Well, the little old lady is long gone now, but one of my final sightings of her, many years ago, was around Christmas time. I was sitting upstairs, looking out of my window overlooking the park, and watching a group of schoolchildren, guided by a Park Ranger, plant a fir tree. Lovely. Seasonal. Educational. Suddenly I heard the familiar crackly voice from down below: "Take it away! Take it away!" And there she was, in all her glory, hobbling down her ‘runway’ and shaking her stick at the somewhat startled children. She really didn't like trees! One more was just too much to cope with!”

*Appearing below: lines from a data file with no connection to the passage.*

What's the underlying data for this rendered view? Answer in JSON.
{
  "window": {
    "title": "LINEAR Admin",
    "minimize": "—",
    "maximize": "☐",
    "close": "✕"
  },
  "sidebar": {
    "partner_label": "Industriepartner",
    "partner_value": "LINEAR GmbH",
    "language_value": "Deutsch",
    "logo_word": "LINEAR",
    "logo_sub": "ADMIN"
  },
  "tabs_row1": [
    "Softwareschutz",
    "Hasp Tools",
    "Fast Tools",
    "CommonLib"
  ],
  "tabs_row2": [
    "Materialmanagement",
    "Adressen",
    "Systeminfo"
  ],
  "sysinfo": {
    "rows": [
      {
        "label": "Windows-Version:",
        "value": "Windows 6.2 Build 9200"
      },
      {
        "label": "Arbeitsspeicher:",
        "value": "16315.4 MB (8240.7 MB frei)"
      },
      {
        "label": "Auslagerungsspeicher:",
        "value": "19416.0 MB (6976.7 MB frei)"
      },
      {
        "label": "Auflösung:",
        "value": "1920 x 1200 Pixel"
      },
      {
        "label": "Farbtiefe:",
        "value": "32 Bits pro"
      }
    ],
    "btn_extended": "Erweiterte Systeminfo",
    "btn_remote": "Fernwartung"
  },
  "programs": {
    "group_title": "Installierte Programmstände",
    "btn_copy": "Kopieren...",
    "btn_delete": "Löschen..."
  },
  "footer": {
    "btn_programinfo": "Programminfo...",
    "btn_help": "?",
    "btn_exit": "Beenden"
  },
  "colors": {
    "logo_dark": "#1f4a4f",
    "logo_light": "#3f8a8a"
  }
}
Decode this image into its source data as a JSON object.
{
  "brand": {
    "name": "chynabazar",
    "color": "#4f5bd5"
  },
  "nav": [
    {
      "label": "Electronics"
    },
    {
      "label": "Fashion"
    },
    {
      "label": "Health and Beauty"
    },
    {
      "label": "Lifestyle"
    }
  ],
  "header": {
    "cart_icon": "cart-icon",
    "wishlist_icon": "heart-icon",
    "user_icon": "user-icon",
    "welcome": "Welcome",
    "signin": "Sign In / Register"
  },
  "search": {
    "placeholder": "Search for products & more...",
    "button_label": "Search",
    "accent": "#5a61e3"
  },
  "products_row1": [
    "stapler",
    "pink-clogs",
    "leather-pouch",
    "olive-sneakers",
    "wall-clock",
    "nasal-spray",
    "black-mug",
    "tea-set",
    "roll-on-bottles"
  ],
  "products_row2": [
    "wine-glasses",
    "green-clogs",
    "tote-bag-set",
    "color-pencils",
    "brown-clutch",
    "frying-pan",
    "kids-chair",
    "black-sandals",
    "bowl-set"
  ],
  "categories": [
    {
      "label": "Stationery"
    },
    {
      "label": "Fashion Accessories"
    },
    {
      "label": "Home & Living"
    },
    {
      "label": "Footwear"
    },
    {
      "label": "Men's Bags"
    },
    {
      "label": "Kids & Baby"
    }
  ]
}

A few years ago and then some: Downchild Blues Band was in town, playing The Blues Festival this week. A favorite memory of mine goes back to 1977 or 1978. Sandy Monteith was running Pub Night at The Students Union of The University of Regina. It was an every Thursday gig and Sandy was legendary for booking the best bands of the time to play. I worked for Sandy at these events. It was a very warm, September evening and Downchild was on stage. We had seven hundred kids packed into an auditorium with a rated capacity of 480. The place was hopping. There was this table of fifteen or so thugs, definitely not students, seated towards the back of the room. Real troublemakers. Donny Walsh, Mr. Downchild himself, spots the bad vibes. He has the world’s longest extension cord on his guitar, about two hundred feet. He wanders out into the audience, playing riffs. He approaches the trash at the back of the hall, takes one of their beer and chugs it with his teeth, as he plays an incredible blues number, up and down the scale. The place went wild. I have never seen an eruption of screaming, clapping and hollering, quite like that night. The bad assed trash were impressed. The dude swiped one of their beers and gave them a personal performance at the same time. It was performance art at its finest.

Old joke: What do you get when you cross a Mafia hit man with a performance artist? Someone who makes you an offer than you cannot possibly understand. (Rim shot, please.)

Talking to strangers is okay, in spite of your mother’s warnings: Reader Lyn Goldman writes in that she was talking to someone who she did not know, while at a bed and breakfast in Mexico. It turns out that the man is a friend of Lyn’s hairdresser here in Regina. Six degrees of separation, reduced to two.

Siam, Yes I am: Thursday night we stopped into Siam, our favorite place for flavor. You have to call ahead and reserve a table now, they’re that busy. We had an assortment of tastes, starting with a chicken soup cooked in coconut milk and lime leaves. So very, very good. One of my favorites. For a salad course, we ordered a tender beef salad, mild for our delicate palates. It arrived spicy hot. How hot Johnny? Hot enough to burn our lips. The owner explained that it was the ‘yum sauce’ that made it hot, not the chili peppers. It was tasty but misnamed as ‘tender’. The beef was not tender, it was chewy. Small complaint. Our main course was a garlic and basil, pork dish with green beans. Now this was tender, very tender and great flavor. We also had some rice and tea. No booze, but with tip included, it was $43.

Anne's garden filled with delphiniums and heliopsis
No you’re not: I got a phone call from a 206 number earlier this week. The caller said he was with “Windows Security Center.” This is a scam. They tell you that your computer has been infected, ask for your password, credit card number and banking information, then the fun begins. I said to the caller “we both know that you are not with Windows or Microsoft, so why don’t you just cut to the chase and say who you really are with?” He hung up on me. So rude. Definitely not Canadian.

Thanks for reading…Rod McDonald in fresh snow, Regina.